BAGHDAD — Joined by the bonds of pain, two siblings sat before a television set Wednesday in search of justice for their relatives and punishment for Saddam Hussein.
"Look at this," Saadia Saidi, whose family of 13 has dwindled to two over the years because of executions and exile, said to her brother, Mohammed. "He was a dictator. He had everything. Now he's in a cage."
In Dujayl, the Shiite Muslim town at the center of the former Iraqi president's first trial, Jawad Kadhim spat on the television screen as he watched Hussein enter the courtroom. "He has the face of a dog," Kadhim said mockingly, as he watched the trial with friends and relatives.
In a Sunni Muslim district of the northern city of Mosul, a former Iraqi army officer also scoffed at the screen, but in support of the former president. "They want to show him in this humiliating and disgraceful light," Abdul-Rahman Ali, 37, said. "But I want to say that I am totally ready to replace Saddam and sit instead of him on that defendant's chair."
As the first session of the trial of Hussein and seven of his former deputies on charges of crimes against humanity was beamed out through dozens of Arabic television channels, it took on a life of its own.
Streets across the country emptied, and protesters headed to the homes and businesses of friends or relatives with electric generators to watch the proceedings. They surfed the kaleidoscopic array of channels for the best reception and commentary, jumping from Al Arabiya, based in the United Arab Emirates, to government-controlled Al Iraqiya to privately funded Al Sharqiya to Qatar-based Al Jazeera to U.S.-funded Al Hurra.
In some cases, they then took to the streets to demonstrate.
For those treated harshly during Hussein's long tenure, the television images fed fantasies of vengeance as well as hopes for justice.

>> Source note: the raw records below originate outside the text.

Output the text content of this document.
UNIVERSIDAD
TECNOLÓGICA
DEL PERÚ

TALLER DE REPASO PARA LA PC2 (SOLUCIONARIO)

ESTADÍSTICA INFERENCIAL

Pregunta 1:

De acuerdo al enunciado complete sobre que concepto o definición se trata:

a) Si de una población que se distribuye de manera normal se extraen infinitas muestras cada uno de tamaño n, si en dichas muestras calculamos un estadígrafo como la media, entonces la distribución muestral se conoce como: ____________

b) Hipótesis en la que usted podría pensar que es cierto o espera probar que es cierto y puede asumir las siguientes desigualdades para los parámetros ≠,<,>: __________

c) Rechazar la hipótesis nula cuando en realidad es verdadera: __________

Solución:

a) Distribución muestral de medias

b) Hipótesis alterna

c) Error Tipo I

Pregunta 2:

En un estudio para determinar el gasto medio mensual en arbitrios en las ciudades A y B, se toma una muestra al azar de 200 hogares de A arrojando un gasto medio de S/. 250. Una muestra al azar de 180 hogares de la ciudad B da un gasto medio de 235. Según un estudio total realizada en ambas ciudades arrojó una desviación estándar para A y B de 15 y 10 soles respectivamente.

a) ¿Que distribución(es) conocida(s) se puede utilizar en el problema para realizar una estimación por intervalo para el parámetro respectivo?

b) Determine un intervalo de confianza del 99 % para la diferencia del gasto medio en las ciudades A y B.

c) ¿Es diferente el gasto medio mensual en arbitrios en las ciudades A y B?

In Shiite cities such as Samawah, site of at least 28 mass graves containing remains of those believed to be victims of the former government, residents see the trial as the first step toward redressing decades of suffering.
"I've been looking forward to seeing the trial of the criminal," said Abdul Karim Naim, who said his pregnant sister's corpse was left on a street for a week after a failed 1991 uprising against Hussein. "I feel that my sister's soul will not go wasted if I could see Saddam dead."